Identifying spatial correlation structure of multimodal permeability in hierarchical media with Markov chain approach

Outcrop analogs for aquifers allow measurements of permeability with relatively high-resolution and mapping sedimentary unit types. The spatial bivariate structure of permeability is defined by aquifer architecture. The architecture is often organized into a hierarchy of unit types, and associated permeability modes, across different spatial scales. The composite covariance (or semivariogram) is a linear summation of the auto- and cross-covariances (or semivariograms) of unit types defined at smaller scales, weighted by the related proportions and transition probabilities. It is well-known that an appreciable fraction of the composite variance arises from differences in mean permeability across unit types defined at smaller scales.
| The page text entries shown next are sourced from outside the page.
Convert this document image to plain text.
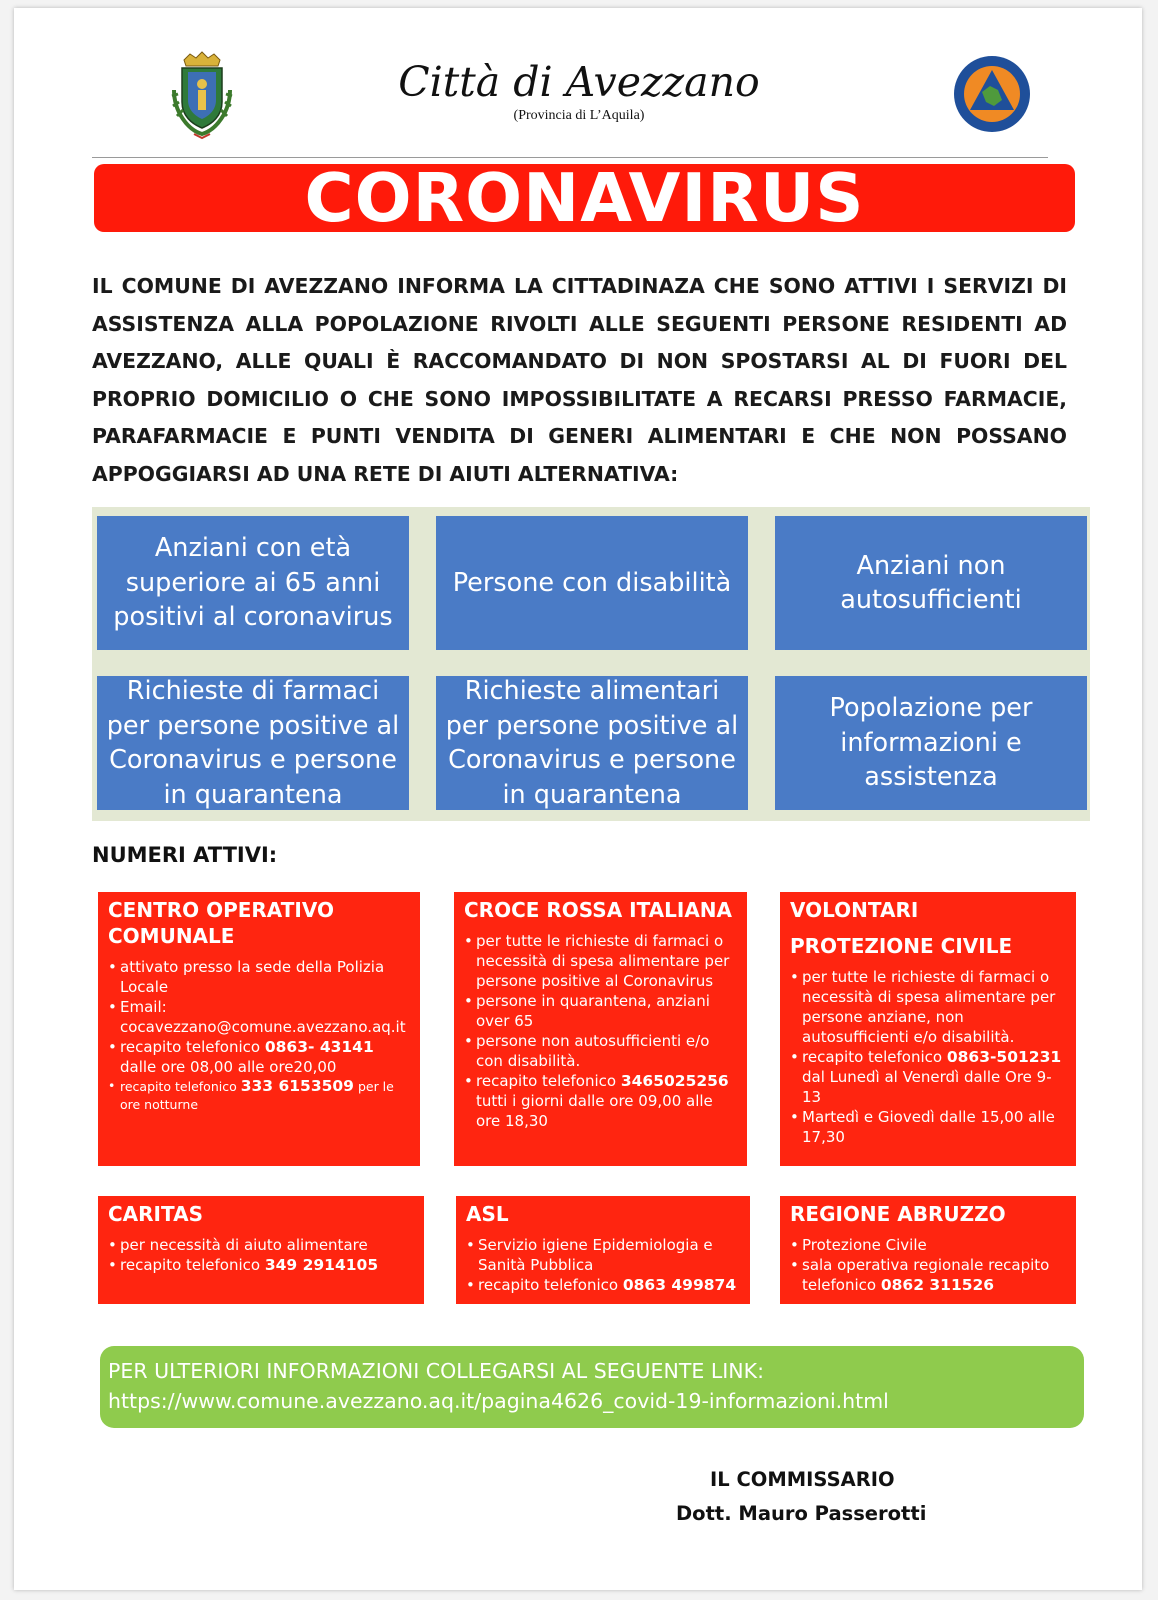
Città di Avezzano
(Provincia di L’Aquila)
CORONAVIRUS
IL COMUNE DI AVEZZANO INFORMA LA CITTADINAZA CHE SONO ATTIVI I SERVIZI DI ASSISTENZA ALLA POPOLAZIONE RIVOLTI ALLE SEGUENTI PERSONE RESIDENTI AD AVEZZANO, ALLE QUALI È RACCOMANDATO DI NON SPOSTARSI AL DI FUORI DEL PROPRIO DOMICILIO O CHE SONO IMPOSSIBILITATE A RECARSI PRESSO FARMACIE, PARAFARMACIE E PUNTI VENDITA DI GENERI ALIMENTARI E CHE NON POSSANO APPOGGIARSI AD UNA RETE DI AIUTI ALTERNATIVA:
Anziani con età superiore ai 65 anni positivi al coronavirus
Persone con disabilità
Anziani non autosufficienti
Richieste di farmaci per persone positive al Coronavirus e persone in quarantena
Richieste alimentari per persone positive al Coronavirus e persone in quarantena
Popolazione per informazioni e assistenza
NUMERI ATTIVI:
CENTRO OPERATIVO COMUNALE
• attivato presso la sede della Polizia Locale
• Email: cocavezzano@comune.avezzano.aq.it
• recapito telefonico 0863- 43141 dalle ore 08,00 alle ore20,00
• recapito telefonico 333 6153509 per le ore notturne
CROCE ROSSA ITALIANA
• per tutte le richieste di farmaci o necessità di spesa alimentare per persone positive al Coronavirus
• persone in quarantena, anziani over 65
• persone non autosufficienti e/o con disabilità.
• recapito telefonico 3465025256 tutti i giorni dalle ore 09,00 alle ore 18,30
VOLONTARI
PROTEZIONE CIVILE
• per tutte le richieste di farmaci o necessità di spesa alimentare per persone anziane, non autosufficienti e/o disabilità.
• recapito telefonico 0863-501231 dal Lunedì al Venerdì dalle Ore 9-13
• Martedì e Giovedì dalle 15,00 alle 17,30
CARITAS
• per necessità di aiuto alimentare
• recapito telefonico 349 2914105
ASL
• Servizio igiene Epidemiologia e Sanità Pubblica
• recapito telefonico 0863 499874
REGIONE ABRUZZO
• Protezione Civile
• sala operativa regionale recapito telefonico 0862 311526
PER ULTERIORI INFORMAZIONI COLLEGARSI AL SEGUENTE LINK:
https://www.comune.avezzano.aq.it/pagina4626_covid-19-informazioni.html
IL COMMISSARIO
Dott. Mauro Passerotti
Previous work has shown that the transition probabilities usually define the spatial bivariate correlation structure. The composite spatial bivariate statistics for permeability (covariance or semivariogram) will not be representative unless data locations allow proper definition of the transition probabilities of the units. Quantification of the stratal architecture can be used to better interpret the transition probabilities and thereby improve a model for the sample covariance and semivariogram. In this paper, we use an inverse modeling algorithm to fit the components of the hierarchical model, written as nested functions, in developing a hierarchical spatial correlation models. Specifically, the least-squares criterion along with prior information and other weighted constraints are used as the objective function for the inverse problem, which is solved by the Gauss-Newton-Levenberg-Marquardt method. The estimated covariance and transition probability models provides accurate representation of the spatial correlation structure of permeability for field-measured data from in Espanola Basin, New Mexico.